C (Collectif) : ce principe souligne que les données devraient être recueillies, analysées et gérées de manière à refléter les valeurs collectives, les priorités et les besoins des peuples autochtones. Plutôt que de considérer les données uniquement sous l'angle individuel, l'accent est mis sur le bien-être et les droits collectifs.
A (Autorité de contrôle) : il insiste sur le fait que les peuples autochtones devraient avoir l'autorité de contrôle sur la collecte, l'accès et la conservation de leurs données. Cela signifie que les peuples autochtones ont le droit de décider comment leurs données sont utilisées et partagées, renforçant ainsi leur autonomie et leur souveraineté en matière de données.

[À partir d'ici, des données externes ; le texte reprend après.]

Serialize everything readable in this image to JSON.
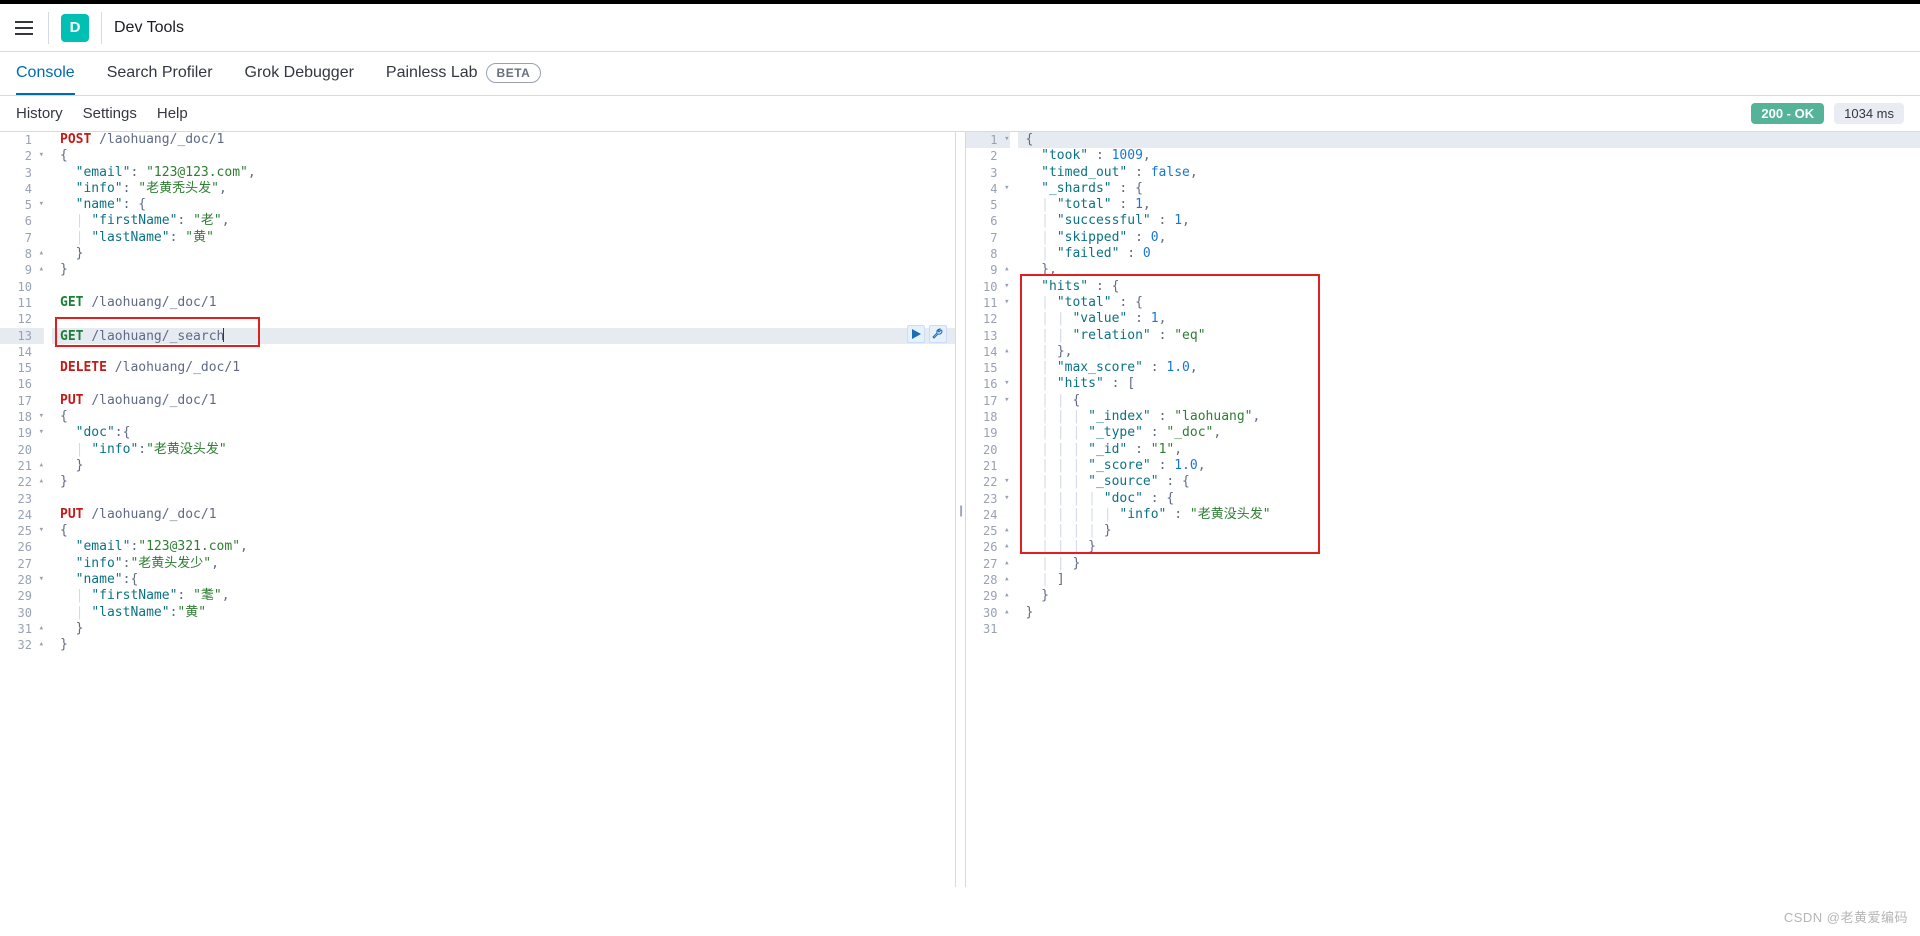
{
  "header": {
    "app_letter": "D",
    "app_title": "Dev Tools"
  },
  "tabs": [
    {
      "label": "Console",
      "active": true
    },
    {
      "label": "Search Profiler",
      "active": false
    },
    {
      "label": "Grok Debugger",
      "active": false
    },
    {
      "label": "Painless Lab",
      "active": false,
      "badge": "BETA"
    }
  ],
  "secondary": {
    "links": [
      "History",
      "Settings",
      "Help"
    ],
    "status_text": "200 - OK",
    "timing_text": "1034 ms"
  },
  "request_editor": {
    "highlight_line": 13,
    "lines": [
      {
        "n": 1,
        "seg": [
          [
            "m",
            "POST"
          ],
          [
            "punc",
            " "
          ],
          [
            "p",
            "/laohuang/_doc/1"
          ]
        ]
      },
      {
        "n": 2,
        "fold": true,
        "seg": [
          [
            "punc",
            "{"
          ]
        ]
      },
      {
        "n": 3,
        "seg": [
          [
            "punc",
            "  "
          ],
          [
            "k",
            "\"email\""
          ],
          [
            "punc",
            ": "
          ],
          [
            "s",
            "\"123@123.com\""
          ],
          [
            "punc",
            ","
          ]
        ]
      },
      {
        "n": 4,
        "seg": [
          [
            "punc",
            "  "
          ],
          [
            "k",
            "\"info\""
          ],
          [
            "punc",
            ": "
          ],
          [
            "s",
            "\"老黄秃头发\""
          ],
          [
            "punc",
            ","
          ]
        ]
      },
      {
        "n": 5,
        "fold": true,
        "seg": [
          [
            "punc",
            "  "
          ],
          [
            "k",
            "\"name\""
          ],
          [
            "punc",
            ": {"
          ]
        ]
      },
      {
        "n": 6,
        "seg": [
          [
            "guide",
            "  | "
          ],
          [
            "k",
            "\"firstName\""
          ],
          [
            "punc",
            ": "
          ],
          [
            "s",
            "\"老\""
          ],
          [
            "punc",
            ","
          ]
        ]
      },
      {
        "n": 7,
        "seg": [
          [
            "guide",
            "  | "
          ],
          [
            "k",
            "\"lastName\""
          ],
          [
            "punc",
            ": "
          ],
          [
            "s",
            "\"黄\""
          ]
        ]
      },
      {
        "n": 8,
        "foldup": true,
        "seg": [
          [
            "punc",
            "  }"
          ]
        ]
      },
      {
        "n": 9,
        "foldup": true,
        "seg": [
          [
            "punc",
            "}"
          ]
        ]
      },
      {
        "n": 10,
        "seg": []
      },
      {
        "n": 11,
        "seg": [
          [
            "mget",
            "GET"
          ],
          [
            "punc",
            " "
          ],
          [
            "p",
            "/laohuang/_doc/1"
          ]
        ]
      },
      {
        "n": 12,
        "seg": []
      },
      {
        "n": 13,
        "hl": true,
        "cursor": true,
        "seg": [
          [
            "mget",
            "GET"
          ],
          [
            "punc",
            " "
          ],
          [
            "p",
            "/laohuang/_search"
          ]
        ]
      },
      {
        "n": 14,
        "seg": []
      },
      {
        "n": 15,
        "seg": [
          [
            "m",
            "DELETE"
          ],
          [
            "punc",
            " "
          ],
          [
            "p",
            "/laohuang/_doc/1"
          ]
        ]
      },
      {
        "n": 16,
        "seg": []
      },
      {
        "n": 17,
        "seg": [
          [
            "m",
            "PUT"
          ],
          [
            "punc",
            " "
          ],
          [
            "p",
            "/laohuang/_doc/1"
          ]
        ]
      },
      {
        "n": 18,
        "fold": true,
        "seg": [
          [
            "punc",
            "{"
          ]
        ]
      },
      {
        "n": 19,
        "fold": true,
        "seg": [
          [
            "punc",
            "  "
          ],
          [
            "k",
            "\"doc\""
          ],
          [
            "punc",
            ":{"
          ]
        ]
      },
      {
        "n": 20,
        "seg": [
          [
            "guide",
            "  | "
          ],
          [
            "k",
            "\"info\""
          ],
          [
            "punc",
            ":"
          ],
          [
            "s",
            "\"老黄没头发\""
          ]
        ]
      },
      {
        "n": 21,
        "foldup": true,
        "seg": [
          [
            "punc",
            "  }"
          ]
        ]
      },
      {
        "n": 22,
        "foldup": true,
        "seg": [
          [
            "punc",
            "}"
          ]
        ]
      },
      {
        "n": 23,
        "seg": []
      },
      {
        "n": 24,
        "seg": [
          [
            "m",
            "PUT"
          ],
          [
            "punc",
            " "
          ],
          [
            "p",
            "/laohuang/_doc/1"
          ]
        ]
      },
      {
        "n": 25,
        "fold": true,
        "seg": [
          [
            "punc",
            "{"
          ]
        ]
      },
      {
        "n": 26,
        "seg": [
          [
            "punc",
            "  "
          ],
          [
            "k",
            "\"email\""
          ],
          [
            "punc",
            ":"
          ],
          [
            "s",
            "\"123@321.com\""
          ],
          [
            "punc",
            ","
          ]
        ]
      },
      {
        "n": 27,
        "seg": [
          [
            "punc",
            "  "
          ],
          [
            "k",
            "\"info\""
          ],
          [
            "punc",
            ":"
          ],
          [
            "s",
            "\"老黄头发少\""
          ],
          [
            "punc",
            ","
          ]
        ]
      },
      {
        "n": 28,
        "fold": true,
        "seg": [
          [
            "punc",
            "  "
          ],
          [
            "k",
            "\"name\""
          ],
          [
            "punc",
            ":{"
          ]
        ]
      },
      {
        "n": 29,
        "seg": [
          [
            "guide",
            "  | "
          ],
          [
            "k",
            "\"firstName\""
          ],
          [
            "punc",
            ": "
          ],
          [
            "s",
            "\"耄\""
          ],
          [
            "punc",
            ","
          ]
        ]
      },
      {
        "n": 30,
        "seg": [
          [
            "guide",
            "  | "
          ],
          [
            "k",
            "\"lastName\""
          ],
          [
            "punc",
            ":"
          ],
          [
            "s",
            "\"黄\""
          ]
        ]
      },
      {
        "n": 31,
        "foldup": true,
        "seg": [
          [
            "punc",
            "  }"
          ]
        ]
      },
      {
        "n": 32,
        "foldup": true,
        "seg": [
          [
            "punc",
            "}"
          ]
        ]
      }
    ]
  },
  "response_editor": {
    "lines": [
      {
        "n": 1,
        "fold": true,
        "hl": true,
        "seg": [
          [
            "punc",
            "{"
          ]
        ]
      },
      {
        "n": 2,
        "seg": [
          [
            "punc",
            "  "
          ],
          [
            "k",
            "\"took\""
          ],
          [
            "punc",
            " : "
          ],
          [
            "b",
            "1009"
          ],
          [
            "punc",
            ","
          ]
        ]
      },
      {
        "n": 3,
        "seg": [
          [
            "punc",
            "  "
          ],
          [
            "k",
            "\"timed_out\""
          ],
          [
            "punc",
            " : "
          ],
          [
            "b",
            "false"
          ],
          [
            "punc",
            ","
          ]
        ]
      },
      {
        "n": 4,
        "fold": true,
        "seg": [
          [
            "punc",
            "  "
          ],
          [
            "k",
            "\"_shards\""
          ],
          [
            "punc",
            " : {"
          ]
        ]
      },
      {
        "n": 5,
        "seg": [
          [
            "guide",
            "  | "
          ],
          [
            "k",
            "\"total\""
          ],
          [
            "punc",
            " : "
          ],
          [
            "b",
            "1"
          ],
          [
            "punc",
            ","
          ]
        ]
      },
      {
        "n": 6,
        "seg": [
          [
            "guide",
            "  | "
          ],
          [
            "k",
            "\"successful\""
          ],
          [
            "punc",
            " : "
          ],
          [
            "b",
            "1"
          ],
          [
            "punc",
            ","
          ]
        ]
      },
      {
        "n": 7,
        "seg": [
          [
            "guide",
            "  | "
          ],
          [
            "k",
            "\"skipped\""
          ],
          [
            "punc",
            " : "
          ],
          [
            "b",
            "0"
          ],
          [
            "punc",
            ","
          ]
        ]
      },
      {
        "n": 8,
        "seg": [
          [
            "guide",
            "  | "
          ],
          [
            "k",
            "\"failed\""
          ],
          [
            "punc",
            " : "
          ],
          [
            "b",
            "0"
          ]
        ]
      },
      {
        "n": 9,
        "foldup": true,
        "seg": [
          [
            "punc",
            "  },"
          ]
        ]
      },
      {
        "n": 10,
        "fold": true,
        "seg": [
          [
            "punc",
            "  "
          ],
          [
            "k",
            "\"hits\""
          ],
          [
            "punc",
            " : {"
          ]
        ]
      },
      {
        "n": 11,
        "fold": true,
        "seg": [
          [
            "guide",
            "  | "
          ],
          [
            "k",
            "\"total\""
          ],
          [
            "punc",
            " : {"
          ]
        ]
      },
      {
        "n": 12,
        "seg": [
          [
            "guide",
            "  | | "
          ],
          [
            "k",
            "\"value\""
          ],
          [
            "punc",
            " : "
          ],
          [
            "b",
            "1"
          ],
          [
            "punc",
            ","
          ]
        ]
      },
      {
        "n": 13,
        "seg": [
          [
            "guide",
            "  | | "
          ],
          [
            "k",
            "\"relation\""
          ],
          [
            "punc",
            " : "
          ],
          [
            "s",
            "\"eq\""
          ]
        ]
      },
      {
        "n": 14,
        "foldup": true,
        "seg": [
          [
            "guide",
            "  | "
          ],
          [
            "punc",
            "},"
          ]
        ]
      },
      {
        "n": 15,
        "seg": [
          [
            "guide",
            "  | "
          ],
          [
            "k",
            "\"max_score\""
          ],
          [
            "punc",
            " : "
          ],
          [
            "b",
            "1.0"
          ],
          [
            "punc",
            ","
          ]
        ]
      },
      {
        "n": 16,
        "fold": true,
        "seg": [
          [
            "guide",
            "  | "
          ],
          [
            "k",
            "\"hits\""
          ],
          [
            "punc",
            " : ["
          ]
        ]
      },
      {
        "n": 17,
        "fold": true,
        "seg": [
          [
            "guide",
            "  | | "
          ],
          [
            "punc",
            "{"
          ]
        ]
      },
      {
        "n": 18,
        "seg": [
          [
            "guide",
            "  | | | "
          ],
          [
            "k",
            "\"_index\""
          ],
          [
            "punc",
            " : "
          ],
          [
            "s",
            "\"laohuang\""
          ],
          [
            "punc",
            ","
          ]
        ]
      },
      {
        "n": 19,
        "seg": [
          [
            "guide",
            "  | | | "
          ],
          [
            "k",
            "\"_type\""
          ],
          [
            "punc",
            " : "
          ],
          [
            "s",
            "\"_doc\""
          ],
          [
            "punc",
            ","
          ]
        ]
      },
      {
        "n": 20,
        "seg": [
          [
            "guide",
            "  | | | "
          ],
          [
            "k",
            "\"_id\""
          ],
          [
            "punc",
            " : "
          ],
          [
            "s",
            "\"1\""
          ],
          [
            "punc",
            ","
          ]
        ]
      },
      {
        "n": 21,
        "seg": [
          [
            "guide",
            "  | | | "
          ],
          [
            "k",
            "\"_score\""
          ],
          [
            "punc",
            " : "
          ],
          [
            "b",
            "1.0"
          ],
          [
            "punc",
            ","
          ]
        ]
      },
      {
        "n": 22,
        "fold": true,
        "seg": [
          [
            "guide",
            "  | | | "
          ],
          [
            "k",
            "\"_source\""
          ],
          [
            "punc",
            " : {"
          ]
        ]
      },
      {
        "n": 23,
        "fold": true,
        "seg": [
          [
            "guide",
            "  | | | | "
          ],
          [
            "k",
            "\"doc\""
          ],
          [
            "punc",
            " : {"
          ]
        ]
      },
      {
        "n": 24,
        "seg": [
          [
            "guide",
            "  | | | | | "
          ],
          [
            "k",
            "\"info\""
          ],
          [
            "punc",
            " : "
          ],
          [
            "s",
            "\"老黄没头发\""
          ]
        ]
      },
      {
        "n": 25,
        "foldup": true,
        "seg": [
          [
            "guide",
            "  | | | | "
          ],
          [
            "punc",
            "}"
          ]
        ]
      },
      {
        "n": 26,
        "foldup": true,
        "seg": [
          [
            "guide",
            "  | | | "
          ],
          [
            "punc",
            "}"
          ]
        ]
      },
      {
        "n": 27,
        "foldup": true,
        "seg": [
          [
            "guide",
            "  | | "
          ],
          [
            "punc",
            "}"
          ]
        ]
      },
      {
        "n": 28,
        "foldup": true,
        "seg": [
          [
            "guide",
            "  | "
          ],
          [
            "punc",
            "]"
          ]
        ]
      },
      {
        "n": 29,
        "foldup": true,
        "seg": [
          [
            "punc",
            "  }"
          ]
        ]
      },
      {
        "n": 30,
        "foldup": true,
        "seg": [
          [
            "punc",
            "}"
          ]
        ]
      },
      {
        "n": 31,
        "seg": []
      }
    ]
  },
  "watermark": "CSDN @老黄爱编码"
}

R (Responsabilité vis-à-vis des personnes autochtones) : ce principe stipule que ceux qui travaillent avec des données autochtones doivent assumer la responsabilité de garantir que ces données sont traitées avec respect et dignité. Cela nécessite une réflexion constante sur les conséquences potentielles de la collecte et de l'utilisation des données sur les communautés autochtones, ainsi que des efforts pour minimiser tout préjudice potentiel.

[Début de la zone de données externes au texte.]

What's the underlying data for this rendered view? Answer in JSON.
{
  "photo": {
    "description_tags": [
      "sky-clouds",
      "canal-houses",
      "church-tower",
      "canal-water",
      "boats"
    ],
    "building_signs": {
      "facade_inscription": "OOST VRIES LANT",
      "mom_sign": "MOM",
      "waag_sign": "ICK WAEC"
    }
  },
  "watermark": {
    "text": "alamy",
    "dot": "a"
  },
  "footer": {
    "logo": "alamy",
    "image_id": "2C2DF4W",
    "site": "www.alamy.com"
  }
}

E (Éthique de la recherche) : le respect des normes éthiques est primordial lors de la manipulation des données autochtones. Cela inclut l'obtention d'un consentement éclairé, la transparence sur les objectifs de la recherche, la garantie que la recherche profite aux communautés autochtones et l'assurance que les données ne sont pas utilisées de manière qui pourrait leur porter préjudice.
En résumé, les principes CARE visent à garantir que les données relatives aux peuples autochtones sont gérées d'une manière qui respecte leurs droits, leurs valeurs et leur autonomie. Ces principes encouragent une approche collaborative et respectueuse de la gestion des données, tout en plaçant les intérêts et le bien-être des peuples autochtones au centre des préoccupations.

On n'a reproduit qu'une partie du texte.